O gracioso poema zen-erótico “Gaynastê” é pura diversão com o mantra budista: “o gay que mora em mim revela o gay que desenruste em ti”. Outro, agora um poema para Marcel Duchamp, brincando com o criador do ready-made, composto no ritmo mesmo de uma sôfrega relação sexual que culmina no gozo:
MARCEL
de/ novo/ faz/ ready made/ faz/ bróder/ de/ novo/ ovo/ a/ ovo/ pau/ a/ pau/ vai/ marcel/ desvira/ ajeita/ insiste/ persiste/ assim/ na maciota/ nóis dois/ na duna/ não faz/ fricote/ manda/ ver/ vai/ vai/ champ/ champ/ vai/ vai/ ai/ ai/ de/ maisssss/ fastwwebttjdljeifastrrkkfastjfledjendlfastvapt/ tu é difícil/ mas valeu/ orra meu
Cumpre dizer que o fato de Poemas do amor ser um livro de poesia erótica não o desqualifica como literatura. Ao contrário, o que temos aqui é a renovação da forma poética a partir da imaginação proveniente da libido livre de recalques. É um fertilizante para a linguagem a experiência que desde os gregos e romanos culminou em obras de arte que também libertavam a imaginação erótica (veja-se a arte erótica dos vasos gregos e dos afrescos de Pompeia). O fato de uma tensão erótica intensa produzir um corte no verso, exigir uma determinada rima, definir uma aliteração e dar um ritmo ao poema, próximo, às vezes, do ato sexual, já é em si um ganho para a literatura.

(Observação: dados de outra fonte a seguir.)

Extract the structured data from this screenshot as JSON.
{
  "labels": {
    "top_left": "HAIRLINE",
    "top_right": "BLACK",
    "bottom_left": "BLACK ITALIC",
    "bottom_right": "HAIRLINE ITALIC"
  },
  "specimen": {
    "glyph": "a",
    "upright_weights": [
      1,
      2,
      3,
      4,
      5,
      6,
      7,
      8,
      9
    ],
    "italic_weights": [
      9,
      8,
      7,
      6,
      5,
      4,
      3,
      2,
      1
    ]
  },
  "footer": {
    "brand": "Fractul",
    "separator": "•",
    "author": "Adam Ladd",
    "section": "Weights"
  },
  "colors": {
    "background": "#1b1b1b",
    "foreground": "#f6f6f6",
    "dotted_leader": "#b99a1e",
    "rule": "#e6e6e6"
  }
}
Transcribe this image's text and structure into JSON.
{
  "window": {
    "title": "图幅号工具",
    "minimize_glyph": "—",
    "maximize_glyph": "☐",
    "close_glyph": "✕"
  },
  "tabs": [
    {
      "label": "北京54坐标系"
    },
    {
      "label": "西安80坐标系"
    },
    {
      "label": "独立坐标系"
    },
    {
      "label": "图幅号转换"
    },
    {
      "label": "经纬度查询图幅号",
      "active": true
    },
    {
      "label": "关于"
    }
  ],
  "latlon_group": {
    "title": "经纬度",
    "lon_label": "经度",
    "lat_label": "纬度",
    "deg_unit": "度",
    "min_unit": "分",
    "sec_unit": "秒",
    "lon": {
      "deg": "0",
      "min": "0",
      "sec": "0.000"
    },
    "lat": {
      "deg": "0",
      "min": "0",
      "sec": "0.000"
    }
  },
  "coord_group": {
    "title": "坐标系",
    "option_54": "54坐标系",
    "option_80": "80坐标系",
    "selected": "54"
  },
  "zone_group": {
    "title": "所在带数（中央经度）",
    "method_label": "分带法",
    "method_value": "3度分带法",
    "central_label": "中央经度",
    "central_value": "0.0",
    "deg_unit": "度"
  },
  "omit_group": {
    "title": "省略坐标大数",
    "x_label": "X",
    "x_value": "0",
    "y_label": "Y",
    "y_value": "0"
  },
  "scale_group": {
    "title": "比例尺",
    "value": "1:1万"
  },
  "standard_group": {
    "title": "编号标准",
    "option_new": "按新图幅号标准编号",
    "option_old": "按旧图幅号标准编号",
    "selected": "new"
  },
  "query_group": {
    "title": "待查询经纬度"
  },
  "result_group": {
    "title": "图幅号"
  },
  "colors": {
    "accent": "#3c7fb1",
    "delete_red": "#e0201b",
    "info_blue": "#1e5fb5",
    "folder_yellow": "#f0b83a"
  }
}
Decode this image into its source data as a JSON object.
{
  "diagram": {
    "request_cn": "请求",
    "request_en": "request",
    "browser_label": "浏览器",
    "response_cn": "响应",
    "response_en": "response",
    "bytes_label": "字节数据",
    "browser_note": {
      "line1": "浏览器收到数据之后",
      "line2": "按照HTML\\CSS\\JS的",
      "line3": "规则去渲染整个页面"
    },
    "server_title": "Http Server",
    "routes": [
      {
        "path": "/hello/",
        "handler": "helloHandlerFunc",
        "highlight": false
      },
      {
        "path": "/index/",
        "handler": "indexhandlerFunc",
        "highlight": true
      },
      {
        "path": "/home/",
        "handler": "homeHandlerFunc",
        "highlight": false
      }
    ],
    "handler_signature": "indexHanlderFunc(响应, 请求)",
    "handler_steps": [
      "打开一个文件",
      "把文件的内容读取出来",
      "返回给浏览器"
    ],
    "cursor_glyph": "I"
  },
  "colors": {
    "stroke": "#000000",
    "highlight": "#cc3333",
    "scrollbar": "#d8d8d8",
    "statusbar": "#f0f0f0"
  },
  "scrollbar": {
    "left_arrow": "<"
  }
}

Amador não privilegia o homoerotismo masculino no seu livro. Se é para gozar na língua da poesia, cabe a todos o direito ao prazer subversivo do sexo malcomportado. Por isso, as palavras buceta e xoxota têm tanta presença quanto cu e/ou pau e caralho. Todos aqui são homenagayados. Tem pau para toda obra (poética), como tem buracos,
língua e dedo para toda obscenidade linguística na transa das sáficas, como no poema
“Recife”:
RECIFE
fode minha boceta com tua língua ígnea
amada minha
fode doce fode molhado fode duro fode furo
mete o dedo no grelo
esfrega esfrega esfrega inté ficar teso tesudo
chupa
baba lambuza
me arremessa ao paraíso
de milton me engolfa no inferno
de dante
extasiadas saciadas acordemos
num ponto da noite do recife
nós duas ensandecidas fissuradas nuas
esfomeadas de ruas pontes
luas
e de
nossos outros frevos
É sua chance, leitor, de deitar e rolar com a poesia erótica de Amador Ribeiro, antes que os moralistas cheguem! Aproveite!
Nota:
1 Todo o processo do Tribunal Correcional de Paris contra Gustave Flaubert e sua obra Madame Bovary pode ser lido na seguinte edição: AJAC, Bernard. Madame Bovary, suivi des actes du procès. Paris: Flammarion, 1986. É um tratado sobre a ignorância aliada ao moralismo contra a arte.